We have no more assurance that the people writing reviews in the newspaper are educated in the ways of literary criticism than we do that the people writing the blogs we read are (less perhaps, since blogs often come with brief blurbs about the writer). I know nothing about the credentials of the reviewers in my local paper and I wouldn’t call anything I’ve read in there or in the NYT book review section a critique as opposed to a review (which is a distinction often given to print reviews over blog reviews). In fact, blog reviews are often longer and more in depth purely because they lack the space constraints of the printed newspapers. This is as often a downside as a benefit, but brevity is certainly not something I look for in a critique. It is something I look for in a review.
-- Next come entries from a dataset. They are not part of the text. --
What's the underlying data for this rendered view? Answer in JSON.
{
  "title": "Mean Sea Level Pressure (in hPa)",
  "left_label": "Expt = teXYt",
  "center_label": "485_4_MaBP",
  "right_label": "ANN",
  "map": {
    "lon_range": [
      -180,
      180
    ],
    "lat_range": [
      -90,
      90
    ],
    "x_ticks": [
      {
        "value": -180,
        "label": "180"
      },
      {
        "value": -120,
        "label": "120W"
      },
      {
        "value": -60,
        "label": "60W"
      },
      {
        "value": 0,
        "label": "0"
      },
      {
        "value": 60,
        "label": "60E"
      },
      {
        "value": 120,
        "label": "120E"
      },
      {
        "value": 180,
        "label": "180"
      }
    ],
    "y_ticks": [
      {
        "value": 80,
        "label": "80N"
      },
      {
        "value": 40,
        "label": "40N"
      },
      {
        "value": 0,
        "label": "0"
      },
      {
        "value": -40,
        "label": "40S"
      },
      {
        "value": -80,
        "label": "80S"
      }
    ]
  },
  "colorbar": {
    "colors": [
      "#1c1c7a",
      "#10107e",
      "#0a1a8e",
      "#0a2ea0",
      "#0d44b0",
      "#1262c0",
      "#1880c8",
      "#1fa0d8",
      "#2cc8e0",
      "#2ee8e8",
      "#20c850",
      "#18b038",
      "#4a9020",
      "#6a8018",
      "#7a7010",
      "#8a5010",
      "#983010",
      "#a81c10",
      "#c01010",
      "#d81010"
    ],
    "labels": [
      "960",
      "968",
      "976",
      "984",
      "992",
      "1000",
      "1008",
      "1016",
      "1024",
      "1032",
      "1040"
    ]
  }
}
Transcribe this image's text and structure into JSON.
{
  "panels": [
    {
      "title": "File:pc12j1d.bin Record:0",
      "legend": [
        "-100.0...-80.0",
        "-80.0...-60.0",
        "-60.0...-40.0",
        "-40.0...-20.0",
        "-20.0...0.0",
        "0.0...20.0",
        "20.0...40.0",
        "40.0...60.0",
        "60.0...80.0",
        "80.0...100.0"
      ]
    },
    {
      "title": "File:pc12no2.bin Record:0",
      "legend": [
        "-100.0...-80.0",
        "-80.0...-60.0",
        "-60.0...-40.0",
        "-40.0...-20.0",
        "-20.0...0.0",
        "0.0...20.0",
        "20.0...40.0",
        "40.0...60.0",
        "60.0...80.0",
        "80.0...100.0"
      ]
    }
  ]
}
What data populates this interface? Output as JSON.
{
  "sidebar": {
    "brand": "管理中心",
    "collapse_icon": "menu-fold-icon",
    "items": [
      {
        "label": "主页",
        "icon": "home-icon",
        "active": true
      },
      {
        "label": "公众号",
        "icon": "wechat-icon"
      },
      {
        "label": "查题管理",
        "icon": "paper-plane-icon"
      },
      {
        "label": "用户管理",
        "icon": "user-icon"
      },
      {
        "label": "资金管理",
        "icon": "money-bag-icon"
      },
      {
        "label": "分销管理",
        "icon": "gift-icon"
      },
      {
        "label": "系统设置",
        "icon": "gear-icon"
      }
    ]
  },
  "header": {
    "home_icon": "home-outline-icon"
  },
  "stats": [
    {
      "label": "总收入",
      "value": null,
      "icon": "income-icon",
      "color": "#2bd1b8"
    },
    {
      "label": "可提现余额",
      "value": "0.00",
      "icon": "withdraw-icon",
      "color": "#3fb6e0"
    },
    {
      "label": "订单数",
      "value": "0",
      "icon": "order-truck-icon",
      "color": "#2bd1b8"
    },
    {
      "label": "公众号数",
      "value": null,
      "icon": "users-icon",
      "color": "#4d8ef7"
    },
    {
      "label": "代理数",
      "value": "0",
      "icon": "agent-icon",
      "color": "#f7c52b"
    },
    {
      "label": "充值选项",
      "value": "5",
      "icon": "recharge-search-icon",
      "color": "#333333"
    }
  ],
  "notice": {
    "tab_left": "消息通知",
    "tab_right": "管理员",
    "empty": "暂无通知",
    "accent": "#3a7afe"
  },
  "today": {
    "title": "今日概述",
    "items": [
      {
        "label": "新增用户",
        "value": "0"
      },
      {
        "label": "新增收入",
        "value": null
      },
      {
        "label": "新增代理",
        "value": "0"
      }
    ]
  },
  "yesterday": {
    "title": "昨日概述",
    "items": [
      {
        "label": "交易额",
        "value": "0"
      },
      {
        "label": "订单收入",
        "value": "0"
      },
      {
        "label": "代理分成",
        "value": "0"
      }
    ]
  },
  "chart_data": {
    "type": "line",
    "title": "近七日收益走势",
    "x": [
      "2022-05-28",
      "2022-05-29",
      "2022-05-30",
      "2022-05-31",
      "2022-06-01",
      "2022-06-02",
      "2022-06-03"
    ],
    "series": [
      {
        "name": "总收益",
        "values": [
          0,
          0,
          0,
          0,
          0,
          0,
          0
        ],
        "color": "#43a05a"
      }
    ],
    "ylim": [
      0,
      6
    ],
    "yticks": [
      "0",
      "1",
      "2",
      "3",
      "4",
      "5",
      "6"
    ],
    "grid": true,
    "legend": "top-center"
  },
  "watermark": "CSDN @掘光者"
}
My point is, neither format is any better than the other and the attacks are stupid. Bloggers are some of the people most supportive of print book reviews so attacking them when you’re trying to save your medium seems really counter-productive. I’d love to help save print reviews, but I’m not sure how to do it since no concrete solutions have been proposed. All I hear is yelling!

For a much better post on this with actual quotes and such (the quote above, which originally came from Critical Mass was found here) check out Colleen’s wonderful post about this at Chasing Ray!


  1. Eva said,

    May 24, 2007 at 11:02 am

    Yea, that quote mostly sounds like, “OMG, you got public opinion in my sandbox! I am not an exclusive provider of content any more! Waaah!”

    I am curious though, how did book reviews in print newspapers actually make money for the papers? Did they get kickbacks or incentives from some one involved in the industry? (If so, how would that someone ever know the reviews were good marketing anyway?) Was this somehow related to advertising revenue (I can’t see how it could be)?

    I guess I’m just not clear on how a paper could make money on book reviews in the first place… I mean books that collect reviews, sure they make money, but I can’t see those selling much worse, since they still are a good source of related subject matter and fast answers (and don’t need to be checked so heavily for credibility of author).

  2. Eva said,

    May 24, 2007 at 12:17 pm

    Followed your link to Colleen’s post (quite insightful) and dug around to find the original of the interview post you quoted. Wow. That author is confused about the meaning of publicity and how the younger generation deals with information. She also said:

    “I’m appalled that the review pages are being cut. It means that books are no longer to be taken seriously. What will happen to our children and our children’s children without this essential means of getting to know others and themselves?”
    (the original interview is here:

    I find this hilarious (in a dark way) since she just said she didn’t think we should be reviewing things on the internet. So basically she thinks we should all read papers or be condemed to never reading new books. Because we certainly won’t find authors or books through (non-review related) research or inter-personal suggestions. Jeez, if book reviews in the paper are the only way to get to reading and good books I should by all rights be illiterate by now…

  3. Katie said,

    May 24, 2007 at 4:13 pm

    I don’t think inter-personal suggestions are fair game either. That’s the same as my suggesting a book on a blog. She’s largely saying people shouldn’t share uninformed opinions. And all opinions not published in a newspaper or a book are uninformed, by her standards.

  4. Kristin said,

    May 25, 2007 at 5:38 pm

    Hmmm… bloggers with intelligence? How dare you suggest such a thing!

    I think fundamentally what it comes down to for the whiners is that they’ll label anything as “bad” that disagrees with them. And if the majority of voices who happen to also be bloggers don’t like your book, well, then bloggers must be “bad” so that she can validate her dislike for their opinions.

    Personally, I prefer the many opinions I read on blogs over the single voice of the paper – now if they agree, great. If not, I’m probably going to trust the many voices over the few or the one. And if everybody disagrees with everybody else… that just seems normal.

    Besides, clearly if we don’t become professional book critics, we can have nothing valid whatsoever to say about books. Nothing.